-
I do! It led to Osborne's austerity policy. A breathtaking decision to deliberately plunge ordinary people into poverty. How can a decent society allow a Chancellor to get away with this? Isn't it as immoral as Blair invading Iraq? I'm still incandescent about the complacency of the comfortably off, who all supported austerity, and saw themselves as the real victims of the banking crisis. Because common people don't matter. They're just oiks and chavs. If they have disposable income they waste it on booze and fags and excessive cars.
I still believe that Osborne should have borrowed and invested, which is what Obama did. Or did I get this wrong? I have no grasp of economics.
-
It is, no one apart from die hard Tories think of the financial crisis that started in 2008
I experienced this at first hand on Tuesday. I went for a few drinks with some people who I know through a shared interest in travel. There was a guy there who I hadn't met before, but others had, I think. A group conversation started around the election and this 'new' guy said several times that, if labour got in, they would 'raid' pensions, 'just like Brown did'. This was reiterated 3 or 4 times later.

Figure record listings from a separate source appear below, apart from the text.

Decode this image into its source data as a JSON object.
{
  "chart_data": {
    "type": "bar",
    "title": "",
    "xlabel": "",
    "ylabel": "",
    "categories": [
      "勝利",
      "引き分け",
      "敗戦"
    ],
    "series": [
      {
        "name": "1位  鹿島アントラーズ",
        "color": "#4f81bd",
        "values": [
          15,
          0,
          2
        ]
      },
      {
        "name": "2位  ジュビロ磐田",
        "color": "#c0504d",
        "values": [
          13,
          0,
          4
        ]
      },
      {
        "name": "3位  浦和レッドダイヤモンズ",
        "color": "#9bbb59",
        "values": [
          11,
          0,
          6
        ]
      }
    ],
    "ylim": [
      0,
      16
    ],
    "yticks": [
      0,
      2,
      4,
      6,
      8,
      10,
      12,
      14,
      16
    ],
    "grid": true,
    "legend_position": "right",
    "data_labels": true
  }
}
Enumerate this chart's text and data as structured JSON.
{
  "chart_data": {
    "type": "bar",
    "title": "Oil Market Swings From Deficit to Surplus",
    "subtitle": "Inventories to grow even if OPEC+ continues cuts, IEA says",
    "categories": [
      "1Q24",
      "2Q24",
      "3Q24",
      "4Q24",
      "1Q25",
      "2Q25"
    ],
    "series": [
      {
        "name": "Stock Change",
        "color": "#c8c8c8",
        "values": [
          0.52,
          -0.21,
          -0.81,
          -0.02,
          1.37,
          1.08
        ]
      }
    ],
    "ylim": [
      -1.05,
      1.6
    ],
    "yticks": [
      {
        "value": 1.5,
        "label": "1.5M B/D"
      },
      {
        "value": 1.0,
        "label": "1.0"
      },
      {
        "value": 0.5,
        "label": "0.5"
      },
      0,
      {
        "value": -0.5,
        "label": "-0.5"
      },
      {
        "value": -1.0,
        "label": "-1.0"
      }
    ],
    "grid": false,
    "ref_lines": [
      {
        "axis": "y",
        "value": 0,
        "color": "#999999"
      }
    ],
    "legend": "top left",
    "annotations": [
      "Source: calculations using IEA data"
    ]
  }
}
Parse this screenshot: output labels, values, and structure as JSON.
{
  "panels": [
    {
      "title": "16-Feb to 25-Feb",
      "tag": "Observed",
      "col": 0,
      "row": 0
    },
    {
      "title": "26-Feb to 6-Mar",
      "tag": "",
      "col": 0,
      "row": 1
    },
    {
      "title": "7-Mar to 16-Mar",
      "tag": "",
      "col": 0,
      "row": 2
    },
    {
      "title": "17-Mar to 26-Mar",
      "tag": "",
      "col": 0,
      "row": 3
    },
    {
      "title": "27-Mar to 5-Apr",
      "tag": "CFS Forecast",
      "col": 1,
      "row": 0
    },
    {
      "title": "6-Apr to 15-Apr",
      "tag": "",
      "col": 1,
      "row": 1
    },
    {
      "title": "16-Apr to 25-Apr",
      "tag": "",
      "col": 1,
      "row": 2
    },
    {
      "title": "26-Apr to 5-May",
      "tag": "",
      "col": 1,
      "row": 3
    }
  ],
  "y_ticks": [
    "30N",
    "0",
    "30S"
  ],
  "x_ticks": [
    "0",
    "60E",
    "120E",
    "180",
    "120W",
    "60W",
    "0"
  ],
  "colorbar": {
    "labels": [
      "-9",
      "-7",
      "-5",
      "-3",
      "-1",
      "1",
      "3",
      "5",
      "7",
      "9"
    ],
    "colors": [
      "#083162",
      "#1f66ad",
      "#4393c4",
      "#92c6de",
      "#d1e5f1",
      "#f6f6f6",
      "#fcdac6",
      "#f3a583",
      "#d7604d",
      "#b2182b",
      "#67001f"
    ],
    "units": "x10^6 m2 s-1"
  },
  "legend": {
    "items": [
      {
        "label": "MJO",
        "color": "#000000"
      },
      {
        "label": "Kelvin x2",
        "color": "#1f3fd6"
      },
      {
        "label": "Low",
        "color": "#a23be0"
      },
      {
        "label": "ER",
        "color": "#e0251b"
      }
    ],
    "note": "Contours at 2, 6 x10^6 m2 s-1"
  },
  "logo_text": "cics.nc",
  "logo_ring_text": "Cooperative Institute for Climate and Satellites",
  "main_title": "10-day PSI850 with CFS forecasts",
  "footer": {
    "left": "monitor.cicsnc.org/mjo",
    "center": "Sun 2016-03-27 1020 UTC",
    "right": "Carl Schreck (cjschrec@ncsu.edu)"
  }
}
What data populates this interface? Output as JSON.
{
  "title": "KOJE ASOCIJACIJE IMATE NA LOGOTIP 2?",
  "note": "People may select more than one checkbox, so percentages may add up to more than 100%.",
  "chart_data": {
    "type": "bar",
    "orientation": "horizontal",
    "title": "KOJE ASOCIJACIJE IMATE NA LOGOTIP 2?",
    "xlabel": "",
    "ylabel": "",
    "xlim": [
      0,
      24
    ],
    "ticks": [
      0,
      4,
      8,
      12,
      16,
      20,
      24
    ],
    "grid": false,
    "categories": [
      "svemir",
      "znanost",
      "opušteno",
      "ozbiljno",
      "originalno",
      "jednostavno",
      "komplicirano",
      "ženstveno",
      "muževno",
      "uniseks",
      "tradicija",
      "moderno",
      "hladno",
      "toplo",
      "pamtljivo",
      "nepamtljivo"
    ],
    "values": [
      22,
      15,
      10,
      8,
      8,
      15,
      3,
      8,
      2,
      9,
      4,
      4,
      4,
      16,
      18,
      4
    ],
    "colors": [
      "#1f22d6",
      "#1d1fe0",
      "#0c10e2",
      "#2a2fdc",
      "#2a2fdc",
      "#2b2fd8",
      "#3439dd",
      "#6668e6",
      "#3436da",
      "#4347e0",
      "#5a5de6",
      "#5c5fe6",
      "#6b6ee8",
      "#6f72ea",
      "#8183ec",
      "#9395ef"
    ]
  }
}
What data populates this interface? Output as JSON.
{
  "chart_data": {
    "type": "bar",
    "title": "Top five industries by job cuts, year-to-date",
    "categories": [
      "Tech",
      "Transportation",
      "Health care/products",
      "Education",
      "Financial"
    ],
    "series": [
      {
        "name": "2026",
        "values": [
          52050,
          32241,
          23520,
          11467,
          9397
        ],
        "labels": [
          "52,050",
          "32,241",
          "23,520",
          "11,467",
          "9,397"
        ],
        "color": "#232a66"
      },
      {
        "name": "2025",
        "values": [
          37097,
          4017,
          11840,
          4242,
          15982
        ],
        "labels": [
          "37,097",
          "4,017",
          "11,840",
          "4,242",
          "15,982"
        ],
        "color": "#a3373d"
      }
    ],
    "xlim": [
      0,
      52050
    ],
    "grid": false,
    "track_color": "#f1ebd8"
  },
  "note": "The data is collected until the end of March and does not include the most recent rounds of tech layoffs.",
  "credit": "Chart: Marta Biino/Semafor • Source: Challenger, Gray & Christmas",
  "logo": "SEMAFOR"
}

Later, Truss came up in the conversation and he said that her plans weren't too radical, but that they'd been blocked by the Bank of England! I had to go to the bar just then, so I bought him a pint and sat down with another group further away! We moved on to another bar after that and the b****rd didn't offer me a drink in return!
Ordinary people don't think about the bailout, it's ancient history. But they're aware of the increase of poverty, rising rents and earning so little for full time work that you go into debt just paying for the basics.